I wanted her to experience an exciting hunt, so I had opted to move around for a bit. As we stalked through a secluded pasture, we found ourselves distracted by a curious Border collie who decided to say hello. After a few minutes of petting, he scampered away. I went back to glassing and discovered the buck had snuck in on us undetected.
“Look slowly to your right,” I whispered. When Ashley didn’t reply, I moved my eyes from the binos to look at her. She was frantically searching to her left. “Your other right,” I whispered, trying hard not to laugh.
She spotted the buck, and her breathing quickened. He stood no more than 40 yards away, looking directly at us. He was no 170-inch mule deer. But he made Ashley’s heart race, and that’s all that mattered.
The Border collie I thought had spoiled our hunt was actually its savior. The buck turned from us to watch the dog trot down the road. It was enough time for me to get Ashley settled on shooting sticks.

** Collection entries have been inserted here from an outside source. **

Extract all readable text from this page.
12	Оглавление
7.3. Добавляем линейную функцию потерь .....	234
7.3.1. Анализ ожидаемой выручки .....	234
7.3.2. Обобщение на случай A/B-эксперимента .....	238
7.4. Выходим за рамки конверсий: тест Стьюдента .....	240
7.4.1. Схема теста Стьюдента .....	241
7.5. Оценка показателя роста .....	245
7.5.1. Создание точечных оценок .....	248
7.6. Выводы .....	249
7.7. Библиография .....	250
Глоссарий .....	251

After she took the shot, the buck ran 10 yards before toppling over. Our whoops of excitement could have been heard in the next county.
For Ashley’s first big-game animal, the size of the buck wasn’t as important as the experience, the effort, and the camaraderie. The same can apply to your hunt. If size isn’t everything, let your guide know. If a 120-inch, eight-point whitetail walks out of the woods and gets your heart pumping, let loose an arrow. It’s your hunt, and any animal is a trophy if you work hard for it.
Dream it, do it
The musty stench of rutting deer hit my nostrils before I found him—his body lay camouflaged among the sage brush. Kneeling, I grasped the thick antlers and admired the old muley’s rack. Deep forks adorned his right beam, while his front left fork resembled a crab claw. He wasn’t symmetrical, but that didn’t matter.

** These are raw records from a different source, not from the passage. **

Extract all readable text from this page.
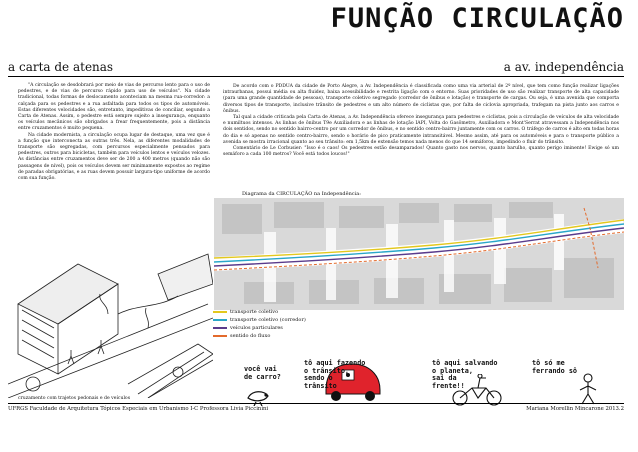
FUNÇÃO CIRCULAÇÃO
a carta de atenas	a av. independência

"A circulação se desdobrará por meio de vias de percurso lento para o uso de pedestres, e de vias de percurso rápido para uso de veículos". Na cidade tradicional, todas formas de deslocamento aconteciam na mesma rua-corredor: a calçada para os pedestres e a rua asfaltada para todos os tipos de automóveis. Estas diferentes velocidades são, entretanto, impeditivas de conciliar, segundo a Carta de Atenas. Assim, o pedestre está sempre sujeito a insegurança, enquanto os veículos mecânicos são obrigados a frear frequentemente, pois a distância entre cruzamentos é muito pequena.

Na cidade modernista, a circulação ocupa lugar de destaque, uma vez que é a função que interconecta as outras três. Nela, as diferentes modalidades de transporte são segregadas, com percursos especialmente pensados para pedestres, outros para bicicletas, também para veículos lentos e veículos velozes. As distâncias entre cruzamentos deve ser de 200 a 400 metros (quando não são passagens de nível), pois os veículos devem ser minimamente expostos ao regime de paradas obrigatórias, e as ruas devem possuir largura-tipo uniforme de acordo com sua função.

De acordo com o PDDUA da cidade de Porto Alegre, a Av. Independência é classificada como uma via arterial de 2º nível, que tem como função realizar ligações intraurbanas, possui média ou alta fluidez, baixa acessibilidade e restrita ligação com o entorno. Suas prioridades de uso são realizar transporte de alta capacidade (para uma grande quantidade de pessoas), transporte coletivo segregado (corredor de ônibus e lotação) e transporte de cargas. Ou seja, é uma avenida que comporta diversos tipos de transporte, inclusive trânsito de pedestres e um alto número de ciclistas que, por falta de ciclovia apropriada, trafegam na pista junto aos carros e ônibus.

Tal qual a cidade criticada pela Carta de Atenas, a Av. Independência oferece insegurança para pedestres e ciclistas, pois a circulação de veículos de alta velocidade e numiltuos intensos. As linhas de ônibus T9e Auxiliadora e as linhas de lotação IAPI, Volta do Gasômetro, Auxiliadora e Mont'Serrat atravessam a Independência nos dois sentidos, sendo no sentido bairro-centro por um corredor de ônibus, e no sentido centro-bairro juntamente com os carros. O tráfego de carros é alto em todas horas do dia e só apenas no sentido centro-bairro, sendo o horário de pico praticamente intransitável. Mesmo assim, até para os automóveis e para o transporte público a avenida se mostra irracional quanto ao seu trânsito: em 1,5km de extensão temos nada menos do que 14 semáforos, impedindo o fluir do trânsito.

Comentário de Le Corbusier: "Isso é o caos! Os pedestres estão desamparados! Quanto gasto nos nervos, quanto barulho, quanto perigo iminente! Ewige só um semáforo a cada 100 metros? Você está todos loucos!"

Diagrama da CIRCULAÇÃO na Independência:
transporte coletivo
transporte coletivo (corredor)
veículos particulares
sentido do fluxo
cruzamento com trajetos pedonais e de veículos
você vai
de carro?
tô aqui fazendo
o trânsito,
sendo o
trânsito
tô aqui salvando
o planeta,
sai da
frente!!
tô só me
ferrando sô
UFRGS Faculdade de Arquitetura Tópicos Especiais em Urbanismo I-C Professora Livia Piccinini	Mariana Morellin Mincarone 2013.2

After passing on the first mule deer, much to Clint’s disdain, the rest of our hunt together had been filled with miles of Colorado terrain hiked, two blown stalks, one surge of adrenaline while waiting on a big buck to walk out of a coulee for a broadside shot (he never did), and this belly crawl to within 120 yards of—now—my buck. He was hard-earned, and that was all that mattered to me.
We all hunger for adventure in the backcountry. Chasing bugling elk among the aspens in the San Juan NationalForest, glassing for black bears atop a rugged outcropping in the Frank Church– River of No Return Wilderness, or seeing a whitetail’s rack silhouetted against a golden sunset in the Nebraska Sandhills are experiences to be savored. Speak up, be involved, work for it. Make it yours, and you will be guaranteed the hunt of a lifetime.